Im übrigen führt auch die Annahme, die unrichtige Beurteilung des CTG's stünde ebenso wie das ggf. fehlerhafte Zuwarten mit dem Anruf bei der früheren Zweitbeklagten von 22.15 Uhr (Ende des CTG's) bis 22.40 Uhr nicht zur Verantwortung (auch) des beklagten Vereins, nicht zu dessen gesamtschuldnerischen Haftung für den eingetretenen Schaden. Abgesehen davon, daß die Beurteilung der bisher geschriebenen Kardiotokogramme Sache des Arztes ist, weil sie die Entscheidung über den Verlauf und die Art der Geburt beeinflußt und diese Entscheidung eigene Aufgabe des behandelnden Arztes ist (vgl. BGH VersR 1996, 976/978; VersR 1993, 360 - Nichtannahmebeschluß), steht aufgrund der Angaben des Sachverständigen Zimmermann im Vorprozeß fest, daß dieser Fehler die Haftung der Hebamme und damit der Beklagten nicht begründet. Der Sachverständige fordert nicht etwa eine sofortige Beendigung der Geburt schon zum Zeitpunkt des Anrufs, auch wenn er es als deutlichen Fehler bezeichnet, daß kein Dauer-CTG ab Aufnahme der Patientin geschrieben worden ist (Erläuterung des Gutachtens am 04.09.1997, Protokoll S. 4/5, II 213/215). Vielmehr hält er bis 24.00 Uhr eine Beendigung der Geburt durch Kaiserschnitt für nicht geboten und bis dahin nur eine Dauerüberwachung für erforderlich (Protokoll S. 11, II 227). Diese Dauerüberwachung hatte der damalige Zweitbeklagte aber angeordnet; daß die Hebamme diese Anordnung nicht befolgt hat, hat der Senat schon in seinem damaligen Urteil als grob fehlerhaft beurteilt (Urteil S. 17/18) und nur die hieraus folgende Umkehr der Beweislast ist Grundlage der Haftung der Versicherungsnehmer der Klägerinnen (vgl. Senatsurteil S. 21). Das haftungsbegründende Verhalten der Hebamme liegt nach dem Zeitpunkt, in dem der damals beklagte Arzt die Geburtsleitung übernommen hatte und ab dem sie deshalb nicht mehr Gehilfin des beklagten Vereins, sondern nur noch des Belegarztes war.

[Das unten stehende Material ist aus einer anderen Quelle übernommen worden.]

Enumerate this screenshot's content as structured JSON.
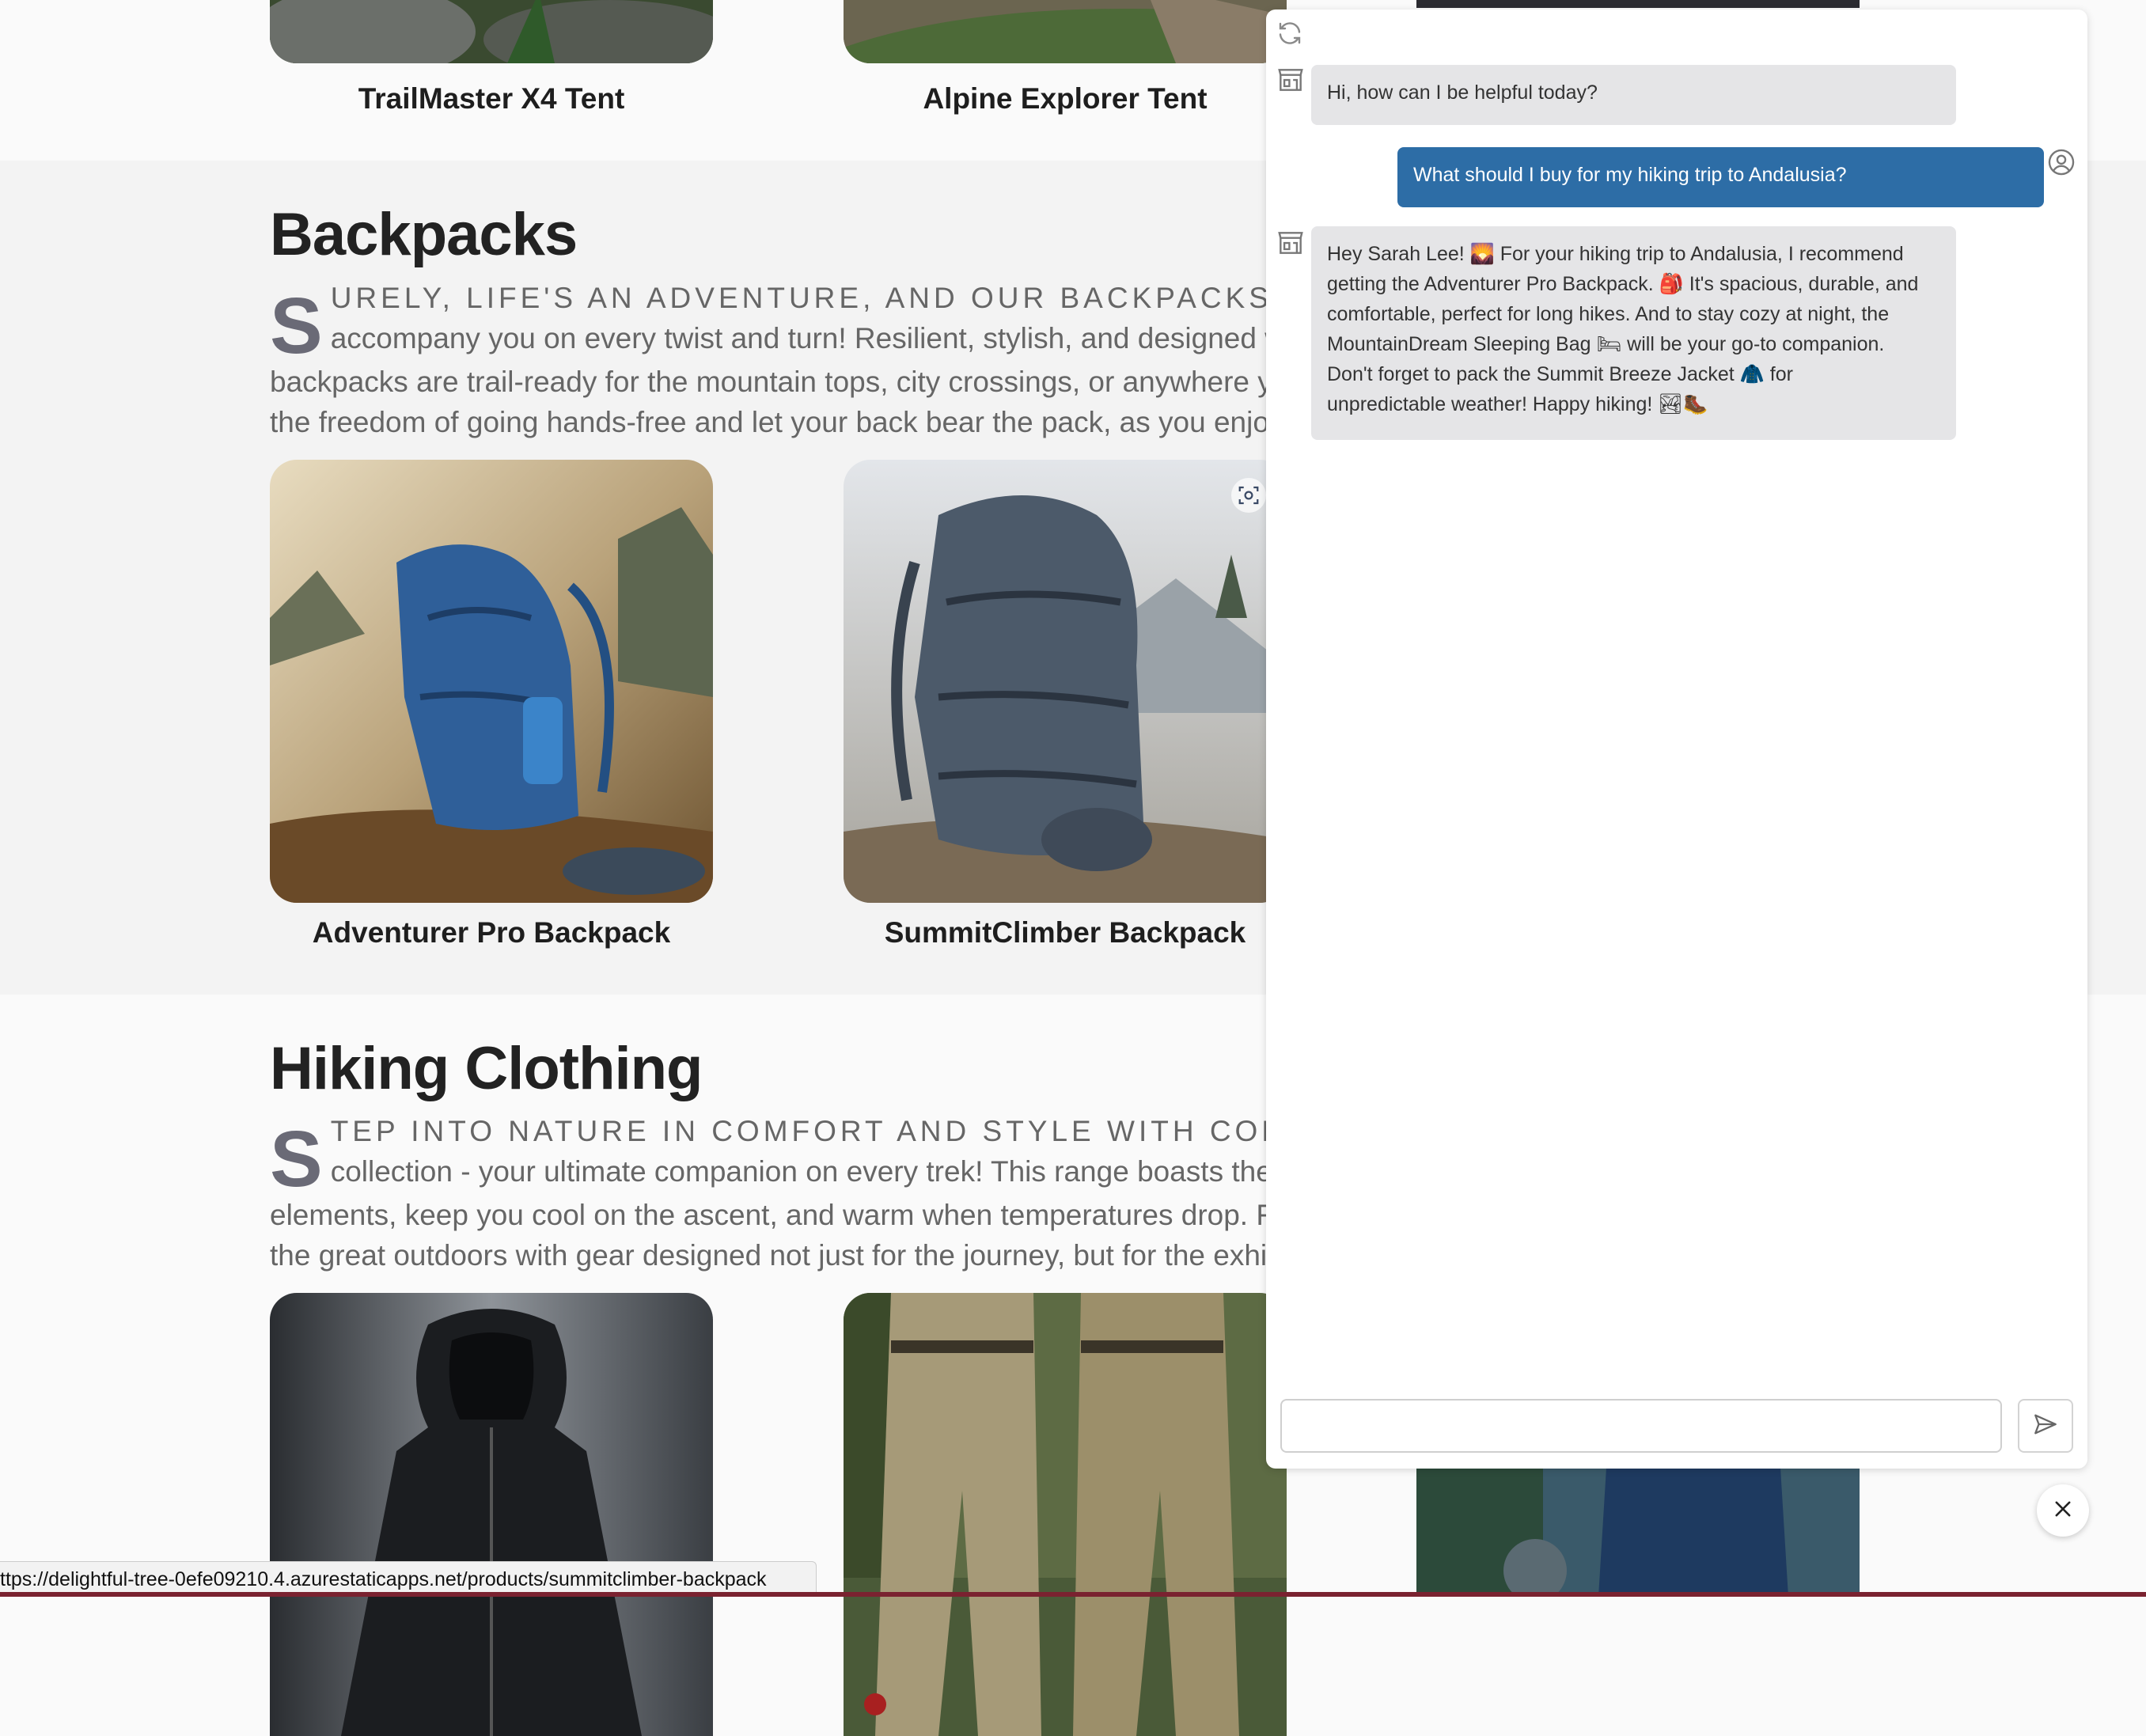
{
  "tents": {
    "items": [
      {
        "name": "TrailMaster X4 Tent"
      },
      {
        "name": "Alpine Explorer Tent"
      }
    ]
  },
  "backpacks": {
    "heading": "Backpacks",
    "drop_cap": "S",
    "lead_caps": "urely, life's an adventure, and our backpacks cat",
    "line2": "accompany you on every twist and turn! Resilient, stylish, and designed w",
    "line3": "backpacks are trail-ready for the mountain tops, city crossings, or anywhere y",
    "line4": "the freedom of going hands-free and let your back bear the pack, as you enjo",
    "items": [
      {
        "name": "Adventurer Pro Backpack"
      },
      {
        "name": "SummitClimber Backpack"
      }
    ]
  },
  "clothing": {
    "heading": "Hiking Clothing",
    "drop_cap": "S",
    "lead_caps": "tep into nature in comfort and style with contos",
    "line2": "collection - your ultimate companion on every trek! This range boasts the",
    "line3": "elements, keep you cool on the ascent, and warm when temperatures drop. Fr",
    "line4": "the great outdoors with gear designed not just for the journey, but for the exhi"
  },
  "chat": {
    "messages": [
      {
        "role": "bot",
        "text": "Hi, how can I be helpful today?"
      },
      {
        "role": "user",
        "text": "What should I buy for my hiking trip to Andalusia?"
      },
      {
        "role": "bot",
        "lines": [
          "Hey Sarah Lee! 🌄 For your hiking trip to Andalusia, I recommend",
          "getting the Adventurer Pro Backpack. 🎒 It's spacious, durable, and",
          "comfortable, perfect for long hikes. And to stay cozy at night, the",
          "MountainDream Sleeping Bag 🛏 will be your go-to companion.",
          "Don't forget to pack the Summit Breeze Jacket 🧥 for",
          "unpredictable weather! Happy hiking! 🏞🥾"
        ]
      }
    ],
    "input_value": ""
  },
  "status_url": "ttps://delightful-tree-0efe09210.4.azurestaticapps.net/products/summitclimber-backpack",
  "icons": {
    "refresh": "refresh-icon",
    "bot": "store-icon",
    "user": "user-circle-icon",
    "send": "send-icon",
    "close": "close-icon",
    "scan": "visual-search-icon"
  },
  "colors": {
    "user_bubble": "#2d6da6",
    "bot_bubble": "#e5e5e7",
    "accent_bottom": "#7a2230"
  }
}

Es fehlt nach alledem an der für ein Gesamtschuldverhältnis kennzeichnenden Voraussetzung, daß der Gläubiger die nur einmal zu fordernde und zu erbringende Leistung (hier auf Ersatz des ihm entstandenen Schadens) von mehreren Schuldnern verlangen kann und damit an einer Grundlage für einen sich aus § 426 BGB ergebenden Anspruch.

III.

Die Nebenentscheidungen folgen aus §§ 97, 100, 708 Nr. 10, 711 ZPO.

Der Wert der Beschwer liegt für die Klägerinnen über 60.000,00 DM (§§ 546, 5 ZPO).